I’ll start this blog using the game analogy, because it has a perfect resonance with me and my journey into Lesfic writing.
Imagine I’m standing at the start. I’m scared. Those of you that know me understand that I come from a factual background from my days in Navy and the police: “It was 5.30 p.m. on Wednesday 21st October 2019, and I was proceeding along Boundary Road. The road surface was dry, and there had been no rain nor heavy dew in the previous twenty-four hours,” etc. It was only a short writing step into academia, and I found it easy to write factually and remind my students that most descriptive terms should be removed from their sentences. For example there’s no need to use large or huge (a favorite). Give precise numbers instead.
I’d found Lesfic late in life via science fiction and Fletcher Delancey, and as an avid reader I had lots of ideas for stories that I wanted to tell.
So, moving forward I put myself out there and asked Brey Willows and Robyn Nyx at the 2017 UK Bold Stroke Books event in Nottingham what they would advise. They simply said, “Get writing,” and counselled that once I was writing, I’d realize what I needed, and they’d be able to advise me further. So, I mounted my first ladder, went up two rows, and started writing. But I got sidetracked with work and family and slid down a snake to the first row. I then began writing reviews and went straight up another two very steep ladders. The girls at The Lesbian Review had some moments with both my attempts at description and trying to use commas like loose change. But I was still too scared to write my own words. Down another snake.
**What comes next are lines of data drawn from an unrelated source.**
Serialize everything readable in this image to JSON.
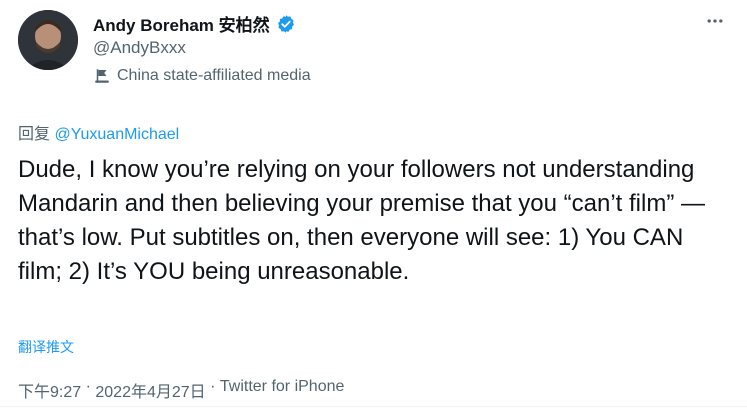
{
  "author": {
    "display_name": "Andy Boreham 安柏然",
    "handle": "@AndyBxxx",
    "affiliation_label": "China state-affiliated media",
    "verified_color": "#1d9bf0"
  },
  "reply": {
    "prefix": "回复",
    "mention": "@YuxuanMichael"
  },
  "tweet": {
    "text": "Dude, I know you’re relying on your followers not understanding Mandarin and then believing your premise that you “can’t film” — that’s low. Put subtitles on, then everyone will see: 1) You CAN film; 2) It’s YOU being unreasonable.",
    "translate_label": "翻译推文"
  },
  "meta": {
    "time": "下午9:27",
    "separator": " · ",
    "date": "2022年4月27日",
    "separator2": " · ",
    "source": "Twitter for iPhone"
  },
  "icons": {
    "more": "more-dots-icon",
    "verified": "verified-badge-icon",
    "affiliation": "state-media-flag-icon"
  }
}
In 2018, I helped to organize EllCon, a Lesfic conference in the UK, and I was asked to provide words that would describe different author’s books as Author Spotlights on the EllCon website prior to the event. I thoroughly enjoyed this aspect of writing, but I still wasn’t doing my own stories. I spent a lot of time at the event talking to authors and discovered that they have the same hopes and fears as the rest of us. I was prevaricating and deserved to slide down another snake. While at Ellcon I spent time with Emma Nichols, an author that I admire and beta read for, and she was confident that I could write and made me realize that I should just get on with it.
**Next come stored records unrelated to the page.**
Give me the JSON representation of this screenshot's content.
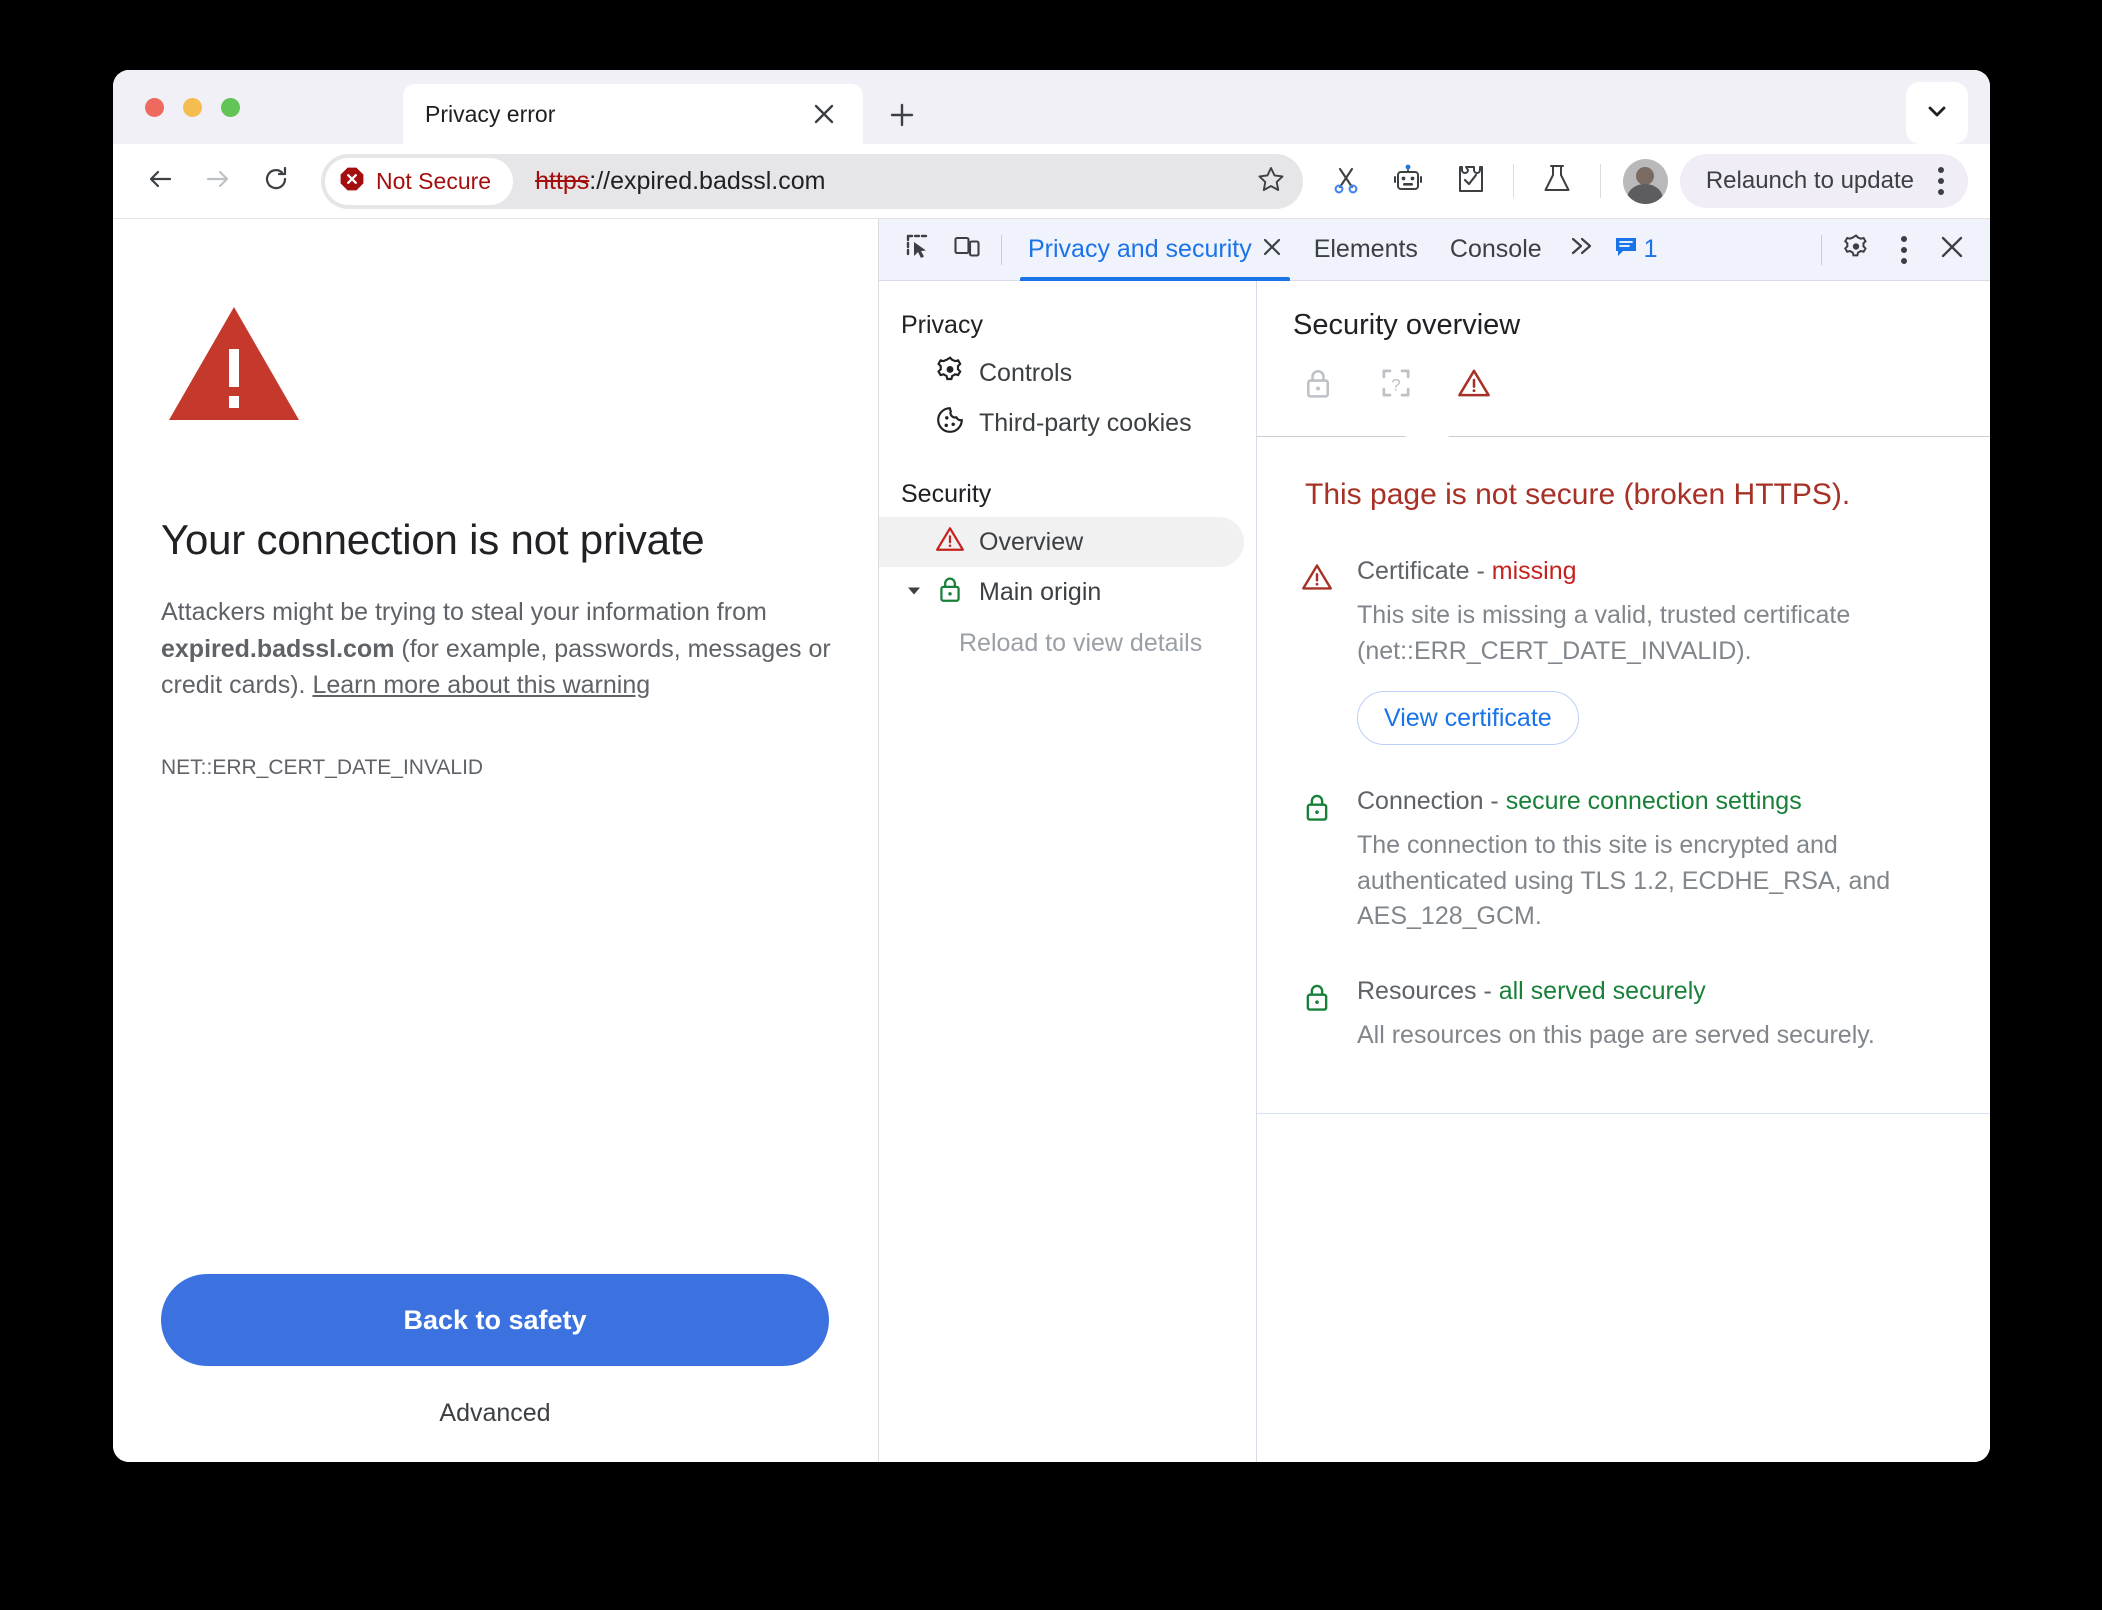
{
  "window": {
    "traffic_lights": [
      "close",
      "minimize",
      "maximize"
    ]
  },
  "tabstrip": {
    "tab_title": "Privacy error",
    "close_label": "✕",
    "new_tab_label": "+",
    "tab_search_icon": "chevron-down-icon"
  },
  "toolbar": {
    "back_icon": "back-arrow-icon",
    "forward_icon": "forward-arrow-icon",
    "reload_icon": "reload-icon",
    "security_badge": "Not Secure",
    "url_scheme": "https",
    "url_rest": "://expired.badssl.com",
    "bookmark_icon": "star-icon",
    "icons": [
      "scissors-icon",
      "robot-icon",
      "extension-icon",
      "flask-icon"
    ],
    "profile_icon": "avatar",
    "relaunch_label": "Relaunch to update",
    "menu_icon": "kebab-menu-icon"
  },
  "page": {
    "warning_icon": "warning-triangle-icon",
    "heading": "Your connection is not private",
    "body_part1": "Attackers might be trying to steal your information from ",
    "body_host": "expired.badssl.com",
    "body_part2": " (for example, passwords, messages or credit cards). ",
    "learn_more": "Learn more about this warning",
    "error_code": "NET::ERR_CERT_DATE_INVALID",
    "primary_button": "Back to safety",
    "advanced_button": "Advanced"
  },
  "devtools": {
    "inspect_icon": "inspect-element-icon",
    "device_icon": "device-toolbar-icon",
    "tabs": [
      {
        "label": "Privacy and security",
        "active": true,
        "closable": true
      },
      {
        "label": "Elements",
        "active": false,
        "closable": false
      },
      {
        "label": "Console",
        "active": false,
        "closable": false
      }
    ],
    "more_tabs_icon": "chevron-right-double-icon",
    "issues_icon": "issues-icon",
    "issues_count": "1",
    "settings_icon": "gear-icon",
    "menu_icon": "kebab-menu-icon",
    "close_icon": "close-icon",
    "sidebar": {
      "groups": [
        {
          "title": "Privacy",
          "items": [
            {
              "label": "Controls",
              "icon": "gear-icon",
              "selected": false
            },
            {
              "label": "Third-party cookies",
              "icon": "cookie-icon",
              "selected": false
            }
          ]
        },
        {
          "title": "Security",
          "items": [
            {
              "label": "Overview",
              "icon": "warning-triangle-icon",
              "selected": true
            },
            {
              "label": "Main origin",
              "icon": "lock-icon",
              "selected": false,
              "expandable": true
            }
          ]
        }
      ],
      "subtext": "Reload to view details"
    },
    "security": {
      "title": "Security overview",
      "state_icons": [
        {
          "name": "lock-icon",
          "state": "inactive"
        },
        {
          "name": "unknown-bracket-icon",
          "state": "inactive"
        },
        {
          "name": "warning-triangle-icon",
          "state": "active"
        }
      ],
      "summary": "This page is not secure (broken HTTPS).",
      "blocks": [
        {
          "icon": "warning-triangle-icon",
          "icon_state": "bad",
          "label": "Certificate - ",
          "value": "missing",
          "value_state": "bad",
          "description": "This site is missing a valid, trusted certificate (net::ERR_CERT_DATE_INVALID).",
          "button": "View certificate"
        },
        {
          "icon": "lock-icon",
          "icon_state": "good",
          "label": "Connection - ",
          "value": "secure connection settings",
          "value_state": "good",
          "description": "The connection to this site is encrypted and authenticated using TLS 1.2, ECDHE_RSA, and AES_128_GCM."
        },
        {
          "icon": "lock-icon",
          "icon_state": "good",
          "label": "Resources - ",
          "value": "all served securely",
          "value_state": "good",
          "description": "All resources on this page are served securely."
        }
      ]
    }
  },
  "colors": {
    "accent_blue": "#1a73e8",
    "danger_red": "#c5221f",
    "warn_red": "#a73126",
    "success_green": "#188038",
    "button_blue": "#3b72e0"
  }
}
I came away from EllCon full of enthusiasm and decided to write a short story. How hard could that be? Oh! The confidence and naivety of the innocent! I think a vertical ladder could describe that experience, but I was caught up in the creative and affirming feeling of seeing my thoughts and emotions running across the page. Add to that, there was an amazing view at the top of that ladder. After I’d completed The Bus Stop, I wondered if it was any good, and I found that lots of authors have similar thoughts when they finish wrestling with their babies! I sent it to Robyn Nyx and asked her. She did a development edit on it, sorted out the numerous mistakes, and now it’s about to be published. Wow!
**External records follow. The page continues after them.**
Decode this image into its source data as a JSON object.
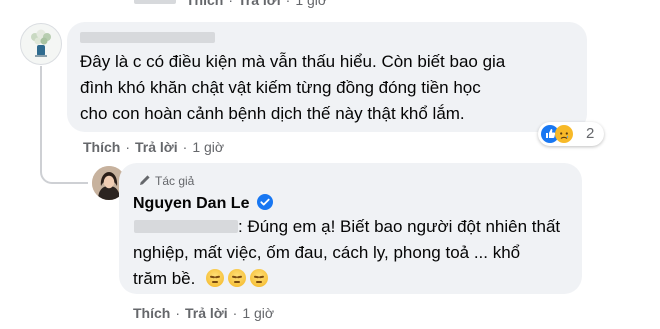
{
  "top_comment": {
    "actions": {
      "like": "Thích",
      "reply": "Trả lời",
      "time": "1 giờ"
    }
  },
  "comment1": {
    "text_lines": [
      "Đây là c có điều kiện mà vẫn thấu hiểu. Còn biết bao gia",
      "đình khó khăn chật vật kiếm từng đồng đóng tiền học",
      "cho con hoàn cảnh bệnh dịch thế này thật khổ lắm."
    ],
    "reaction_count": "2",
    "reaction_icons": [
      "like-icon",
      "sad-icon"
    ],
    "actions": {
      "like": "Thích",
      "reply": "Trả lời",
      "time": "1 giờ"
    }
  },
  "reply": {
    "author_badge": "Tác giả",
    "author_name": "Nguyen Dan Le",
    "verified_icon": "verified-badge-icon",
    "text_line1": ": Đúng em ạ! Biết bao người đột nhiên thất",
    "text_line2": "nghiệp, mất việc, ốm đau, cách ly, phong toả ... khổ",
    "text_line3": "trăm bề.",
    "emojis": [
      "pensive-emoji",
      "pensive-emoji",
      "pensive-emoji"
    ],
    "actions": {
      "like": "Thích",
      "reply": "Trả lời",
      "time": "1 giờ"
    }
  },
  "colors": {
    "bubble": "#f0f2f5",
    "meta_text": "#65676b",
    "text": "#050505",
    "verified": "#1877f2",
    "like_blue": "#1877f2",
    "sad_yellow": "#f7b928"
  }
}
Suitably buoyed, I started writing a full length Lesfic sci-fi story. I found myself really struggling and almost descended enough snakes to take me to the bottom row of the Snakes and Ladders board. I kept starting and writing the first chapter and realizing I need to go further back to tell the story. Those of you with writing knowledge are probably smiling at this point, and sagely nodding and mouthing, “back story.” Who knew? I decided to put my name down for Brey Willow’s and Robyn Nyx’s writing retreat in Spain. Now I know! It was such an uplifting experience to be able to put some knowledge into my writing process and to have such fun while doing it. They have both been so nurturing, and now I’m climbing ladders daily. Robyn (aka Nicci Robinson of Global Wordsmiths) continues to edit and teach me chapter by chapter, so hopefully next year, I’ll have a full-length story under my belt…and in your hands!
One thought on “Snakes and Ladders: A New Writer’s LesFic Journey”
So glad you’ve persevered with your writing. The Bus Stop is a great story – and I look forward to reading your sci-fi novel too.